A long guerrilla campaign
What devastation might a prolonged period of social isolation wreak on our town centres, especially in small towns? What too of those behemoths, the out-of-town centres with their huge areas of parking? Might a new aversion to public transport give them an unexpected boost, or will e-shopping leave them like beached whales across the suburbs?
Tourism and cities basing their economy on everlasting growth in tourist numbers will take a hit. “Experience tourism” has been an explosive area of growth in the sector. Festivals, concerts, galleries, museums, and sports events have all been brilliantly packaged to attract new spending, with the buzz of the crowd often fundamental to the authenticity and uniqueness of the spectacle. These have been early casualties in what could be a long guerrilla campaign against the virus, or the fear of new viruses.
As countries like Scotland deindustrialised, the cultural industries made an important contribution to recovery, and helped spawn lifestyle changes that saw the growth of a café culture, previously considered an outlandish prospect in Scotland’s climate. Many operators are small businesses and so are especially vulnerable to the cessation of trade that is happening.

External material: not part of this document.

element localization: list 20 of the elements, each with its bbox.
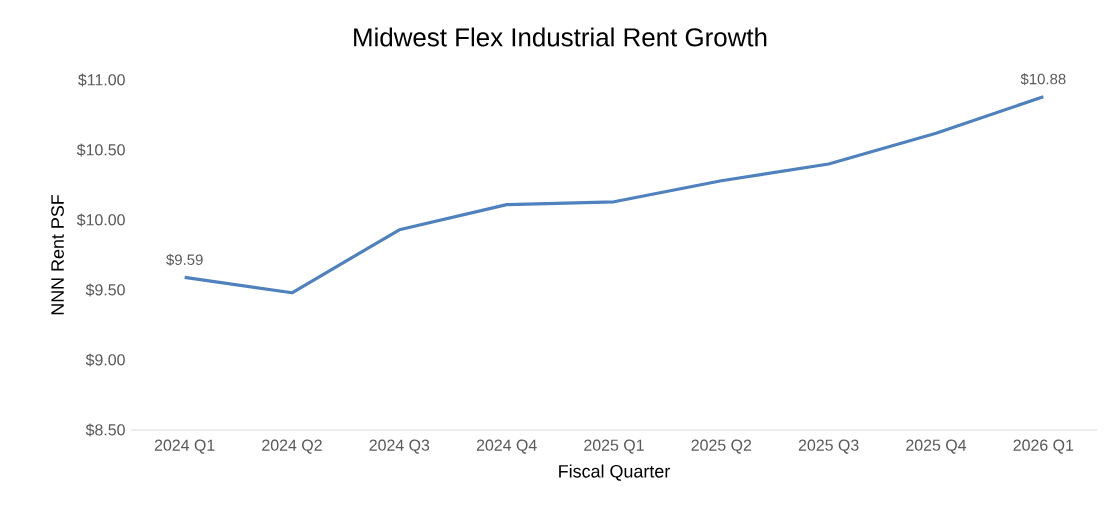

What will replace them and occupy the premises they leave vacant?
Cheap, fast transport has been crucial to the tourist boom and the associated services. Flying in a crowded plane often leaves you with a sniffle: it’s off the agenda now and for some time to come. The Edinburgh Airport Masterplan (2016) which looked ahead to serving 35 million passengers by 2050 may need some revision.
New vogue for garden cities
Overall, the downturn is already producing benefits in terms of air quality and progress towards zero-carbon targets.
It is possible that homeworking, combined with new anxieties about crowded places, may lead to a movement away from Scotland’s urban areas and a repopulation of parts of rural Scotland. There could be a new vogue for “garden cities”, offering space in and around the house, where grow-it-yourself provides an alternative food supply system.
Within the cities, it seems likely that open spaces will become more valued for the health benefits they bring, along with local access to fresh air and cheap exercise. In contrast, a decade of austerity has painted parks and gardens as mere liabilities in the minds of many senior local government officials.
The shock may change expectations and practices of government. Big government is back, at least for the time being. But there is also the possibility that a more localised way of living will foster new ways of managing places from the bottom up.